Sentei-me a ler o Expresso, deliciado, naquele cadeirãozinho de leitura que coloquei à beira da janela.
Com tanta matéria para entreter o tempo passou. Algumas pausas para jogar xadrez. Lavar a louça, fazer a cama. Chega a hora de almoço para uma refeição muito leve e vai-se passando o dia, numa modorra quase invernosa. Agora chove lá fora. Agora não. Já recomeça para logo parar. Alternância.
Pelas três, sair para visitar o primeiro museu. A preferência vai para o palácio dos Duques do Cadaval mas é provável que esteja encerrado devido à pandemia. Estava mesmo. Assim sendo, plano B: Centro de Arte e Cultura da Fundação Eugénio de Almeida, mesmo ali ao virar da esquina.
Entrada gratuita nestes tempos complicados. Curto briefing do simpático agente de segurança. Concelho de origem para a estatística, passar gel nas mãos e pronto, começar.
Há quatro exposições principais patentes ao público. Começamos pelo projecto fotográfico dedicado aos monges brancos do convento da Cartuxa, nos arredores de Évora. É uma colecção de autores vários a que se deu o nome de Saudades dos Cartuxos.
A seguir, o prato forte do dia, a exposição fotográfica Ilhéus, de Moira Forjaj, dedicada às gentes da ilha de Moçambique, com retratos deliciosos, a cores. Imagino o esforço que foi encontrar pessoas que se deixassem fotografar assim, com grandes planos, por vezes a roçar a intimidade. E parece que a imagem é complementada por entrevistas e estórias contadas que se podem ouvir no website da Fundação.
E depois mais duas, um estudo de cor, com janelas feitas vitrais com fitas cromáticas, a que Deanna Stirlin deu o nome de Strata, e uma exposição da arte de Pedro Calhau chamada Do Inesgotável.

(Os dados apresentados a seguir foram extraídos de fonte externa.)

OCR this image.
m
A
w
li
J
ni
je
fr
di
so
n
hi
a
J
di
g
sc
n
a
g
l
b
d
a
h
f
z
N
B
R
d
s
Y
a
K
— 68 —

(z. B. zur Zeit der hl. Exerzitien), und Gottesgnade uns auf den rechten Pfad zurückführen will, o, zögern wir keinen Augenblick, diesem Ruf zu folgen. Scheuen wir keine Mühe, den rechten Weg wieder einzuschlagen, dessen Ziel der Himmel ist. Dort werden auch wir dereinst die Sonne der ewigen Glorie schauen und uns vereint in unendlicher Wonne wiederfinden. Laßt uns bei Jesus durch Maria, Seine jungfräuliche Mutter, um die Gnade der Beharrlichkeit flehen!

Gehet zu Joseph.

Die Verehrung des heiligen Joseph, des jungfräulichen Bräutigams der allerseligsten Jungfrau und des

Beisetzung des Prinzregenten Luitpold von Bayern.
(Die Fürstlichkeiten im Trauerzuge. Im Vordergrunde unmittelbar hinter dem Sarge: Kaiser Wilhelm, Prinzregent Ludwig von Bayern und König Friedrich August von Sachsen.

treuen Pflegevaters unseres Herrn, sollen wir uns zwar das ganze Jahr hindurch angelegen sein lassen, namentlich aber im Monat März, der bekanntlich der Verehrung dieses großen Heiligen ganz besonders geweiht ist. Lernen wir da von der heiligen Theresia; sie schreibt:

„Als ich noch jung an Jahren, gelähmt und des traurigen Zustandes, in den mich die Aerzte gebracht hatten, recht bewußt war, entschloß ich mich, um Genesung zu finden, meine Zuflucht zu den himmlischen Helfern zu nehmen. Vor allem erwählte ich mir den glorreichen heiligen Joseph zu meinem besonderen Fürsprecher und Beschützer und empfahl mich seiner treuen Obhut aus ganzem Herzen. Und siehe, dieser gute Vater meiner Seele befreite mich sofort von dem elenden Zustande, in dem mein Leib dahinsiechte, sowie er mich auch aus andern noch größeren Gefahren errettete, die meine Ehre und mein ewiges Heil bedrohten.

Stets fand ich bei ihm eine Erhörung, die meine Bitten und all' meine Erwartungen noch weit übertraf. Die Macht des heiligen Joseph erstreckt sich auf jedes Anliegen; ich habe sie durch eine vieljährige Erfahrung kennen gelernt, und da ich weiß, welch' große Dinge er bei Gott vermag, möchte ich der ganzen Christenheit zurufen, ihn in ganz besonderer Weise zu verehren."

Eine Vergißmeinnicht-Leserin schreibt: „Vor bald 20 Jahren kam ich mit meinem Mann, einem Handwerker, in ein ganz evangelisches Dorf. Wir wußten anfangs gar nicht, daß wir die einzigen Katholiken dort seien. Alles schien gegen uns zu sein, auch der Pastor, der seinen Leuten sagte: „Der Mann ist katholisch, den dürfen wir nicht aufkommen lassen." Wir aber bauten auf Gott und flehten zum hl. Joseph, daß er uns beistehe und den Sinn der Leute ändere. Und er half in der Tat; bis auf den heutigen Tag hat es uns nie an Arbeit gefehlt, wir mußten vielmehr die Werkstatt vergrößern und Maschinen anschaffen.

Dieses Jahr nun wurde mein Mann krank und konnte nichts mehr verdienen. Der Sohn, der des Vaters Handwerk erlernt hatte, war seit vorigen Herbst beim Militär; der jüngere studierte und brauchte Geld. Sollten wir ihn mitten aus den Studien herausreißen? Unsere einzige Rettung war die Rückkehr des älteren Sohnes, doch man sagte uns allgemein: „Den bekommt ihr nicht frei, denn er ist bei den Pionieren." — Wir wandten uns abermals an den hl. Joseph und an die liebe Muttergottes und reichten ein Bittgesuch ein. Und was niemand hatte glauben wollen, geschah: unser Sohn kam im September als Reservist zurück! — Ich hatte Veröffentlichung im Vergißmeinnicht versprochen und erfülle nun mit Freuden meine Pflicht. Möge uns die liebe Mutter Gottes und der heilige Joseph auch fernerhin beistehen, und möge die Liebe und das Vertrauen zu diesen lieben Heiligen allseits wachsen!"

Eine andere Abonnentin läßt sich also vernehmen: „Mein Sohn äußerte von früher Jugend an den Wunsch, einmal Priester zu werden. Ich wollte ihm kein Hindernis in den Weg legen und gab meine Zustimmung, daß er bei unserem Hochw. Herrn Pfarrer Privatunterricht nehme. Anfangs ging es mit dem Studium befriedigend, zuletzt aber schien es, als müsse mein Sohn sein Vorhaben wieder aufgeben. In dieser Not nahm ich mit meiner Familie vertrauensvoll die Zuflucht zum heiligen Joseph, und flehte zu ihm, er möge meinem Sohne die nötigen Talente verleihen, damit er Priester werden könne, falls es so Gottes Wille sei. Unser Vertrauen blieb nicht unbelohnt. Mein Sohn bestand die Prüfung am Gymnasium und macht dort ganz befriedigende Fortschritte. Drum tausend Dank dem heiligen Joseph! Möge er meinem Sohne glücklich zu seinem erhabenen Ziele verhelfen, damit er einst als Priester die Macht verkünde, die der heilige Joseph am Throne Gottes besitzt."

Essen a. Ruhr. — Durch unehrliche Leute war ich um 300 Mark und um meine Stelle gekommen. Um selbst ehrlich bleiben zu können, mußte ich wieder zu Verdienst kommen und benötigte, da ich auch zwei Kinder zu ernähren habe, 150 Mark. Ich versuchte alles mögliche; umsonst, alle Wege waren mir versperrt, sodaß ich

Para terminar, uma vista de olhos nos jardins deste antigo palácio da Inquisição, onde se destacam os frescos conhecidos como Casas Pintadas. Não fosse o céu cinzento a ameaçar outra carga de chuva e estaria ali muito bem durante um bocado.

Agora, ali tão perto, o Quiosque do Jardim de Diana chama-me. Não consigo resistir a esta esplanada, o meu pouso habitual, acho que já me posso referir assim a ele. A água das pedras com limão de sempre. Mesas bem compostas, como gosto, nem cheio nem vazio, bom ambiente, apesar do céu escuro.
E pronto. Agora, antes de voltar a casa, um passeio ziguezagueante por ruas e ruelas. Numa, um jovem passa de bicicleta, a falar ao telefone. Ainda escuto “Só? Tão pouco tempo? Da outra vez foi muito mais…”. E com estas palavras perder o controlo da maquineta, bate com a roda no flanco de um carro parado e bate com a cara no tejadilho.
Olha para mim, embaraçado e confuso. Pois é amigo, falar ao telefone e andar de bicicleta é capaz de não ser uma boa ideia.

Logo se abre uma janela. A dona do carro. Pergunta “o que é que se passou aqui”, e o rapaz, descreve com honestidade o que se passou, detendo-se por um segundo para responder “não” à pergunta “olha lá, não és o Francisco” e “sim” à questão “Não és filho de [não consegui apanhar]?”. Diz o rapaz “nem sei de quem é o carro”, ela… “é meu”.
E a senhora, muito calma e maternal: “E aleijaste-te, não?”. “E o carro, ficou muito estragado?”. E o resto não ouvi, mas sei que lá de onde venho um incidente assim seria profusamente regado com uma peixarada à altura.
Chego a casa e preparo um lanche ajantarado que vou saborear para o terraço com a revista do Expresso e está-se mesmo muito bem. Como que por milagre uma grande mancha de céu mesmo por cima de mim está agora totalmente azul. A passarada está louca de primavera e não há vento. Só se houve chilrear, o sol aquece-me a pele. O prato de presunto, queijo curado, azeitonas e broa de milho vai sendo despachado, empurrado por uns tragos de Porta da Ravessa.
O dia terminou em ambiente doméstico, como suspeito que acontecerá com todos que serão passados em Évora. Um episódio da série Marseille, que vejo no Netflix, jogar um pouco de Fortenite e… escrever o diário, claro.